Total IgE and IgM, CM-specific IgG, and casein-specific IgE, IgG, IgG4, and IgM levels, as well as immunoglobulin free light chains, were measured in both patients with active and those with resolved CM-FPIES. Proliferating casein/T-effector cell counts were measured in children with CM-FPIES, children with IgE-mediated CM allergy, and those tolerating CM. Cytokine concentrations in the supernatants were quantified. Serum cytokine and tryptase levels were measured before and after a positive oral food challenge (OFC) result and compared with levels in those with a negative OFC result.

Results:

We found low levels of CM and casein-specific IgG and casein-specific IgG4 in patients with CM-FPIES versus those tolerating CM (P< .05).

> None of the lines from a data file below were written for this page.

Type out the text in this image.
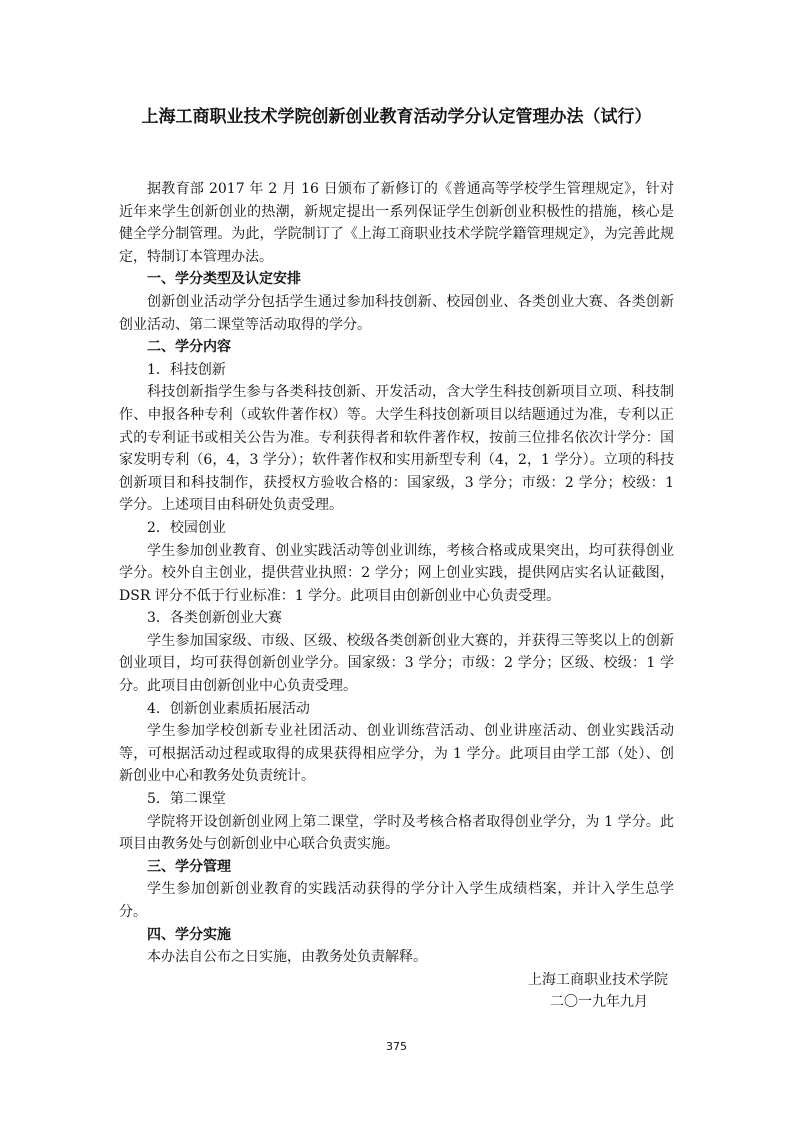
上海工商职业技术学院创新创业教育活动学分认定管理办法（试行）

据教育部 2017 年 2 月 16 日颁布了新修订的《普通高等学校学生管理规定》，针对近年来学生创新创业的热潮，新规定提出一系列保证学生创新创业积极性的措施，核心是健全学分制管理。为此，学院制订了《上海工商职业技术学院学籍管理规定》，为完善此规定，特制订本管理办法。

一、学分类型及认定安排

创新创业活动学分包括学生通过参加科技创新、校园创业、各类创业大赛、各类创新创业活动、第二课堂等活动取得的学分。

二、学分内容

1．科技创新

科技创新指学生参与各类科技创新、开发活动，含大学生科技创新项目立项、科技制作、申报各种专利（或软件著作权）等。大学生科技创新项目以结题通过为准，专利以正式的专利证书或相关公告为准。专利获得者和软件著作权，按前三位排名依次计学分：国家发明专利（6，4，3 学分）；软件著作权和实用新型专利（4，2，1 学分）。立项的科技创新项目和科技制作，获授权方验收合格的：国家级，3 学分；市级：2 学分；校级：1 学分。上述项目由科研处负责受理。

2．校园创业

学生参加创业教育、创业实践活动等创业训练，考核合格或成果突出，均可获得创业学分。校外自主创业，提供营业执照：2 学分；网上创业实践，提供网店实名认证截图，DSR 评分不低于行业标准：1 学分。此项目由创新创业中心负责受理。

3．各类创新创业大赛

学生参加国家级、市级、区级、校级各类创新创业大赛的，并获得三等奖以上的创新创业项目，均可获得创新创业学分。国家级：3 学分；市级：2 学分；区级、校级：1 学分。此项目由创新创业中心负责受理。

4．创新创业素质拓展活动

学生参加学校创新专业社团活动、创业训练营活动、创业讲座活动、创业实践活动等，可根据活动过程或取得的成果获得相应学分，为 1 学分。此项目由学工部（处）、创新创业中心和教务处负责统计。

5．第二课堂

学院将开设创新创业网上第二课堂，学时及考核合格者取得创业学分，为 1 学分。此项目由教务处与创新创业中心联合负责实施。

三、学分管理

学生参加创新创业教育的实践活动获得的学分计入学生成绩档案，并计入学生总学分。

四、学分实施

本办法自公布之日实施，由教务处负责解释。

上海工商职业技术学院

二〇一九年九月

375
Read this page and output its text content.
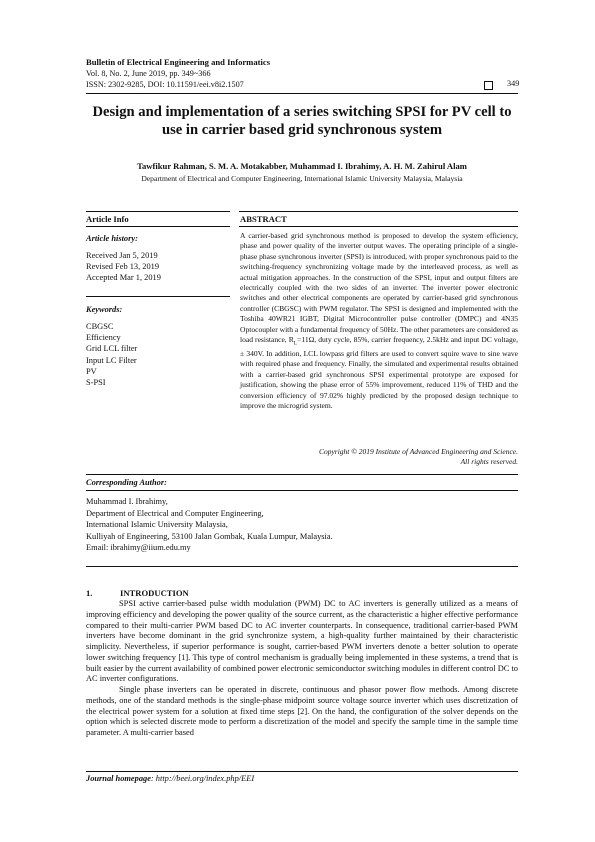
Bulletin of Electrical Engineering and Informatics
Vol. 8, No. 2, June 2019, pp. 349~366
ISSN: 2302-9285, DOI: 10.11591/eei.v8i2.1507	349
Design and implementation of a series switching SPSI for PV cell to use in carrier based grid synchronous system
Tawfikur Rahman, S. M. A. Motakabber, Muhammad I. Ibrahimy, A. H. M. Zahirul Alam
Department of Electrical and Computer Engineering, International Islamic University Malaysia, Malaysia
Article Info	ABSTRACT
Article history:
Received Jan 5, 2019
Revised Feb 13, 2019
Accepted Mar 1, 2019
Keywords:
CBGSC
Efficiency
Grid LCL filter
Input LC Filter
PV
S-PSI
A carrier-based grid synchronous method is proposed to develop the system efficiency, phase and power quality of the inverter output waves. The operating principle of a single-phase phase synchronous inverter (SPSI) is introduced, with proper synchronous paid to the switching-frequency synchronizing voltage made by the interleaved process, as well as actual mitigation approaches. In the construction of the SPSI, input and output filters are electrically coupled with the two sides of an inverter. The inverter power electronic switches and other electrical components are operated by carrier-based grid synchronous controller (CBGSC) with PWM regulator. The SPSI is designed and implemented with the Toshiba 40WR21 IGBT, Digital Microcontroller pulse controller (DMPC) and 4N35 Optocoupler with a fundamental frequency of 50Hz. The other parameters are considered as load resistance, $R_L=11\Omega$, duty cycle, 85%, carrier frequency, 2.5kHz and input DC voltage, ± 340V. In addition, LCL lowpass grid filters are used to convert squire wave to sine wave with required phase and frequency. Finally, the simulated and experimental results obtained with a carrier-based grid synchronous SPSI experimental prototype are exposed for justification, showing the phase error of 55% improvement, reduced 11% of THD and the conversion efficiency of 97.02% highly predicted by the proposed design technique to improve the microgrid system.
Copyright © 2019 Institute of Advanced Engineering and Science.
All rights reserved.
Corresponding Author:
Muhammad I. Ibrahimy,
Department of Electrical and Computer Engineering,
International Islamic University Malaysia,
Kulliyah of Engineering, 53100 Jalan Gombak, Kuala Lumpur, Malaysia.
Email: ibrahimy@iium.edu.my
1.	INTRODUCTION

SPSI active carrier-based pulse width modulation (PWM) DC to AC inverters is generally utilized as a means of improving efficiency and developing the power quality of the source current, as the characteristic a higher effective performance compared to their multi-carrier PWM based DC to AC inverter counterparts. In consequence, traditional carrier-based PWM inverters have become dominant in the grid synchronize system, a high-quality further maintained by their characteristic simplicity. Nevertheless, if superior performance is sought, carrier-based PWM inverters denote a better solution to operate lower switching frequency [1]. This type of control mechanism is gradually being implemented in these systems, a trend that is built easier by the current availability of combined power electronic semiconductor switching modules in different control DC to AC inverter configurations.

Single phase inverters can be operated in discrete, continuous and phasor power flow methods. Among discrete methods, one of the standard methods is the single-phase midpoint source voltage source inverter which uses discretization of the electrical power system for a solution at fixed time steps [2]. On the hand, the configuration of the solver depends on the option which is selected discrete mode to perform a discretization of the model and specify the sample time in the sample time parameter. A multi-carrier based

Journal homepage: http://beei.org/index.php/EEI
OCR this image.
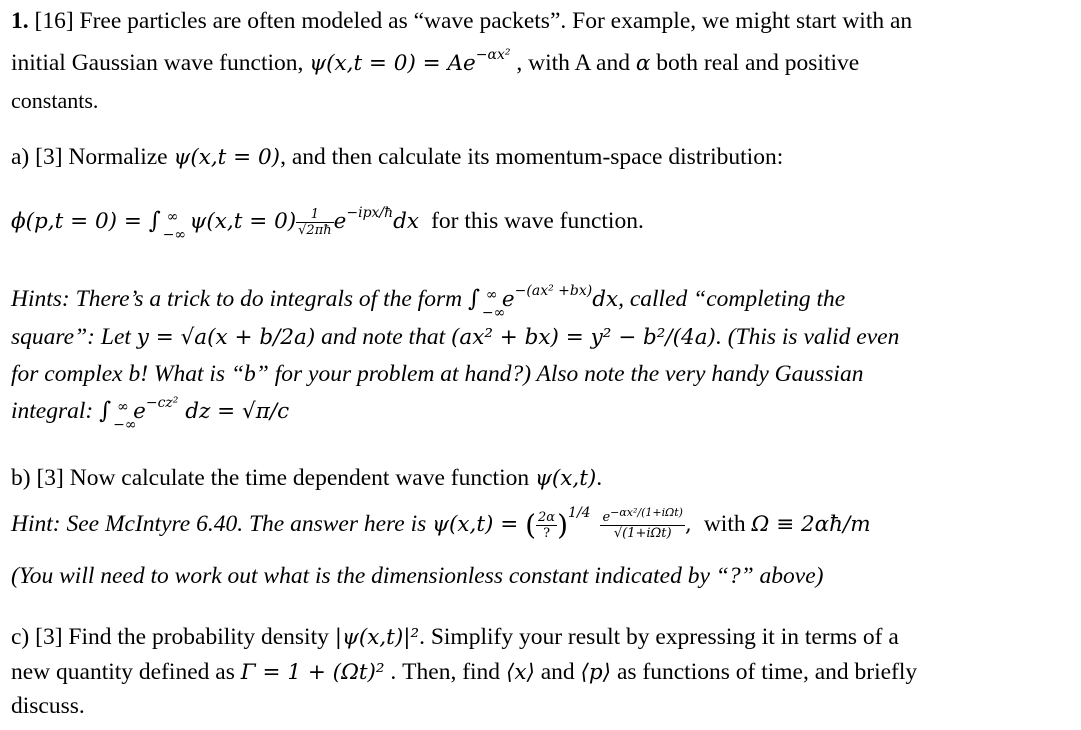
1. [16] Free particles are often modeled as “wave packets”. For example, we might start with an
initial Gaussian wave function, $\psi(x,t = 0) = Ae^{-\alpha x^2}$ , with A and α both real and positive
constants.
a) [3] Normalize ψ(x,t = 0), and then calculate its momentum-space distribution:
ϕ(p,t = 0) = ∫ ∞
−∞
$\psi(x,t = 0) \frac{1}{√2\pi ħ} e^{-ipx/ħ}dx$ for this wave function.
Hints: There’s a trick to do integrals of the form ∫ ∞
−∞
$e^{-(ax^2 +bx)}dx$, called “completing the
square”: Let y = √a(x + b/2a) and note that (ax² + bx) = y² − b²/(4a). (This is valid even
for complex b! What is “b” for your problem at hand?) Also note the very handy Gaussian
integral: ∫ ∞
−∞
$e^{-cz^2}$ dz = √π/c
b) [3] Now calculate the time dependent wave function ψ(x,t).
Hint: See McIntyre 6.40. The answer here is ψ(x,t) = ( $\frac{2\alpha}{?} )^{1/4} \frac{e^{-\alpha x^2/(1+i\Omega t)}}{\text{√(1+iΩt)}}$ , with Ω ≡ 2αħ/m
(You will need to work out what is the dimensionless constant indicated by “?” above)
c) [3] Find the probability density |ψ(x,t)|². Simplify your result by expressing it in terms of a
new quantity defined as Γ = 1 + (Ωt)² . Then, find ⟨x⟩ and ⟨p⟩ as functions of time, and briefly
discuss.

Although we found both a high CD4+ T cell–proliferative response and TH2 cytokines production after casein stimulation in children with CM-FPIES, results were similar to those in control subjects. Significantly lower secretion of IL-10 and higher secretion of IL-9 by casein-stimulated T cells were found in patients with CM-FPIES versus those with IgE-mediated CM allergy. Lower baseline serum levels of IL-10 and higher tryptase levels were found in active CM-FPIES versus resolved CM-FPIES. We found a significant increase in serum IL-10 and IL-8 levels after a positive OFC result.

Conclusions:

We confirm the paucity of humoral response in patients with CM-FPIES. IL-10 might play a key role in acquisition of tolerance in patients with CM-FPIES. Increased serum IL-8 levels in patients with active FPIES suggest neutrophil involvement. Elevated baseline serum tryptase levels in patients with active FPIES suggest low-grade intestinal mast cell activation or increased mast cell load.